The following is a post from contributing writer SnoWhite.
This fudge is a real treat! It’s been a family favorite at my house for years. Tastes just like a snickers bar — only better. The recipe makes 8 dozen squares of fudge, so plan ahead and give this as a gift this year.
- 2 cups dark chocolate chips, divided
- ½ cup butterscotch chips, divided
- ¾ cup real creamy peanut butter, divided
- ¼ cup butter
- ¾ cup sugar
- ¼ cup evaporated milk
- 1½ cups marshmallow cream
- 1 teaspoon vanilla
- 1½ cups dry roasted peanuts, chopped coarsely
- 14 ounces caramels, unwrapped
- ¼ cup whipping cream
- In a small saucepan, melt 1 cup dark chocolate chips, ¼ cup butterscotch chips and ¼ cup peanut butter together until smooth; stir frequently.
- Pour chocolate mixture into the bottom of a 9x13 inch baking dish that has been lined with foil. Chill until set.
- In a medium saucepan, melt the butter. Add in the sugar and evaporated milk. Boil for 5 minutes while stirring constantly.
- Remove the pan from the heat and stir in ¼ cup creamy peanut butter, vanilla, and marshmallow cream.
- Stir in coarsely chopped peanuts; it's best if these are salty.

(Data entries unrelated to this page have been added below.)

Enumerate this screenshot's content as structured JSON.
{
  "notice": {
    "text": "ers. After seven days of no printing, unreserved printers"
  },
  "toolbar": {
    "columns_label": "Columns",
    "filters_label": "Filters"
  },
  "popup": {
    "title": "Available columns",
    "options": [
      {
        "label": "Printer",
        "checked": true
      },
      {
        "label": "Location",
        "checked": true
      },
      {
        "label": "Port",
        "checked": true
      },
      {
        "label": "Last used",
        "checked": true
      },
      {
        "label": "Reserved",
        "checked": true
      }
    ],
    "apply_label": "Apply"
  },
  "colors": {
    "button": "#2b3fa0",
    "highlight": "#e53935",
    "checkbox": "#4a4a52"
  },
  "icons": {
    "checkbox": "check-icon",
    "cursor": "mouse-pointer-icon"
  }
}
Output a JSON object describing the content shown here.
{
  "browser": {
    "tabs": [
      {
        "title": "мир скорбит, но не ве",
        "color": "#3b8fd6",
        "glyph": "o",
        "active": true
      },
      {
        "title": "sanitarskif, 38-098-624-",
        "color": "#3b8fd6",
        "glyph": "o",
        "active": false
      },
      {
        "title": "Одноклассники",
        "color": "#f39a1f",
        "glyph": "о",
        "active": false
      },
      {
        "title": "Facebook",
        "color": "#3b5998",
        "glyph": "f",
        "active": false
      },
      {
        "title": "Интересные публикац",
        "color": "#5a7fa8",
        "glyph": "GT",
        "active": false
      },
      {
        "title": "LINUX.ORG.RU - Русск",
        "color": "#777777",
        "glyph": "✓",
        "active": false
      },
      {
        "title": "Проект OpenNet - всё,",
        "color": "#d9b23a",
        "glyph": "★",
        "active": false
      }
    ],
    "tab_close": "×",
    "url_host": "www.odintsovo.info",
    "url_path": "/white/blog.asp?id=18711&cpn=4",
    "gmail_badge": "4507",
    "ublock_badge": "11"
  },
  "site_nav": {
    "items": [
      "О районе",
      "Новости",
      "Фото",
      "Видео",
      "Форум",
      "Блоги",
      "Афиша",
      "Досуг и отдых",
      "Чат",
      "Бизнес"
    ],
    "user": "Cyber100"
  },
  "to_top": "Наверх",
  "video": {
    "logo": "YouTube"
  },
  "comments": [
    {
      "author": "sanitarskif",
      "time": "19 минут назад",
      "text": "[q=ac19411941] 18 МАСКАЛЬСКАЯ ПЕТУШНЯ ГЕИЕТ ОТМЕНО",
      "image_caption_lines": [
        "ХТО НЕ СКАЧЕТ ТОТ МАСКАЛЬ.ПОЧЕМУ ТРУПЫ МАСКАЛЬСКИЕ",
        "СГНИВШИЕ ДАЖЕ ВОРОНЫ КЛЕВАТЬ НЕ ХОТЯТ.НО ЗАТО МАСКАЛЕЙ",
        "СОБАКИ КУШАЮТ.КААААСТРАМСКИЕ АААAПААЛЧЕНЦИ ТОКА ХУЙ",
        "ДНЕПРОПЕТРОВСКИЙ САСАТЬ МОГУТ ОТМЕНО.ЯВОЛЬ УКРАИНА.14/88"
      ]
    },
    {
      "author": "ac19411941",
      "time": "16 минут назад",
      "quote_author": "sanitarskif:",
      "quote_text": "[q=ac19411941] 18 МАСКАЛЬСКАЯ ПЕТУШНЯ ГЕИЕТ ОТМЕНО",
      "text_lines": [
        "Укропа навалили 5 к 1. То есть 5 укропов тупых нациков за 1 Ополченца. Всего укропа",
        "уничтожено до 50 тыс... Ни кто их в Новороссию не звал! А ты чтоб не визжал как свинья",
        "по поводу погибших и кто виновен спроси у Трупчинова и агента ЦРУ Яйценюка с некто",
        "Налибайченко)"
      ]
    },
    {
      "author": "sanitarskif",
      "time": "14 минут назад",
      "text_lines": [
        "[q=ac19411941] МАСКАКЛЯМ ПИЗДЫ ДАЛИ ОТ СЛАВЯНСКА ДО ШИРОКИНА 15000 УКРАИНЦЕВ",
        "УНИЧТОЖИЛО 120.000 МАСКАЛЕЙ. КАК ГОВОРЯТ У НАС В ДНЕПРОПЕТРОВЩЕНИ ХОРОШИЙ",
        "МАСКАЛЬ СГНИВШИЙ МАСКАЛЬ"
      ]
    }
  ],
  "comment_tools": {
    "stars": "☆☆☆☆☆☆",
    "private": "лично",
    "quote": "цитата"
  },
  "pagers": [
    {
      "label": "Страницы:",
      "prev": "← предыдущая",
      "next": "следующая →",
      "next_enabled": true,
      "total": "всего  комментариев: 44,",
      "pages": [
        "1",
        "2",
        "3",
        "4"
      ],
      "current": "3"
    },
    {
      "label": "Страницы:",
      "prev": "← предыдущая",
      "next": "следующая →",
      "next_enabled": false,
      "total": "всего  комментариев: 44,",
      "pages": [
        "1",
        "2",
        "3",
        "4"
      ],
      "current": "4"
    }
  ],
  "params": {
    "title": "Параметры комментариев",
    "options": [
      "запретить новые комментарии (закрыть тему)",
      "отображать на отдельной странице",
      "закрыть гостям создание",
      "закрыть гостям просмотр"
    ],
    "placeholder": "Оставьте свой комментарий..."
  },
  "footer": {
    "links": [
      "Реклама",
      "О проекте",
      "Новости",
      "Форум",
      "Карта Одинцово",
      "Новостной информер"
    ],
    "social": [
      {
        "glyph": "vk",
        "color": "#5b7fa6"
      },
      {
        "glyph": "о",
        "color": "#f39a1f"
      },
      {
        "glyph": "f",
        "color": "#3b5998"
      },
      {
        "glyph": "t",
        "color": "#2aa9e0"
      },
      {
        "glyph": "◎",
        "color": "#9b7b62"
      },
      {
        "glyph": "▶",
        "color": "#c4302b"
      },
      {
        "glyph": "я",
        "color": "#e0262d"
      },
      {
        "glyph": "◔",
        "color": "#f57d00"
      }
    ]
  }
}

- Spread the peanut mixture over the chocolate layer in the pan. Chill for 1 hour, or until set.
- When center layer is set, place the unwrapped caramels in a microwave safe bowl, add the whipping cream, and heat for 30-second intervals until caramels are melted and the mixture is smooth.
- Spread the caramel layer over the filling. Chill for 30 minutes.
- In a small saucepan, combine 1 cup dark chocolate chips, ¼ cup butterscotch chips and ¼ cup peanut butter and heat until melted and well combined, stirring frequently.
- Pour the chocolate layer over the caramel layer.
- Refrigerate fudge for at least 1 hour before slicing.